Le film arrive en salle quelques mois après sa présentation en avant-première à Cannes, et la diffusion sur la plate-forme Disney+ de la série en quatre épisodes Oussekine, d’Antoine Chevrollier. Un format long qui a permis d’étendre le récit sur plusieurs années. A l’inverse, le dixième long-métrage de Rachid Bouchareb resserre le sien sur quelques jours seulement, tranche dans le vif, découpe les événements à la lame d’un couteau, touche à l’os la douleur des familles. Le réalisateur ne s’embarrasse pas d’ostentation, ne tient pas de discours et ne cherche aucunement à nous tirer les larmes. Les images d’archives, dont use abondamment le film, s’en chargent. Elles constituent la matière première – et irréfutable – du scénario, servent de point d’ancrage à la part fictionnelle de Nos frangins, et à ses personnages réels ou inventés. Par elles s’ouvre le film.

Début décembre 1986, la France va mal, agitée depuis des semaines par des manifestations étudiantes protestant contre le projet de loi Devaquet.
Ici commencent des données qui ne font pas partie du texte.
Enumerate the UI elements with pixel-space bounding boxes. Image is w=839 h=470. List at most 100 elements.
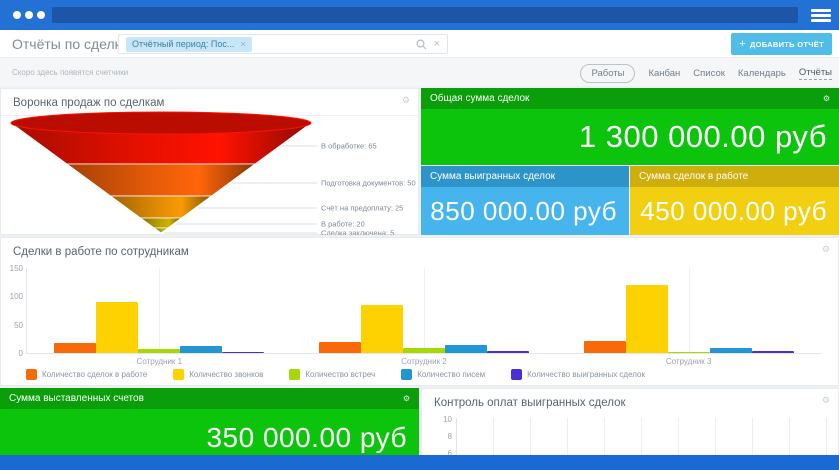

Au journal d’Antenne 2, le présentateur Bernard Rapp annonce l’intervention « en ce moment même » du premier ministre, Jacques Chirac, sur les sujets qui préoccupent les Français : l’université, les grands projets sur la santé, le code de la nationalité, la cohabitation… Des reportages de terrain montrent des scènes d’affrontement entre étudiants et forces de l’ordre, des jeunes confiant leur « ras-le-bol », Charles Pasqua, ministre de l’intérieur, les qualifiant de « professionnels de la déstabilisation, gauchistes et anarchistes de tout poil et de toutes nationalités ». Ces actualités datent de plus de trente ans. D’emblée pourtant, elles nous apparaissent familières, proches, quasi identiques à celles de notre époque. Nous voilà renvoyés à cette évidence que rien n’a vraiment changé.

Maquiller les faits

Ce qui suit nous y conforte de manière plus sensible et bouleversante par le basculement du collectif à l’individuel. Nous sommes à l’institut médico-légal, où le corps d’Abdel Benyahia vient d’être déposé. Sur place, l’inspecteur de l’IGS Daniel Mattei (Raphaël Personnaz) recueille les premiers éléments de l’enquête. Le jeune homme, dont la famille habite La Courneuve, a été abattu à Pantin par un policier chez qui a été détecté 1,86 gramme d’alcool dans le sang. Le père (Samir Guesmi) et le frère (Lais Salameh) de la victime attendent dans une pièce à côté.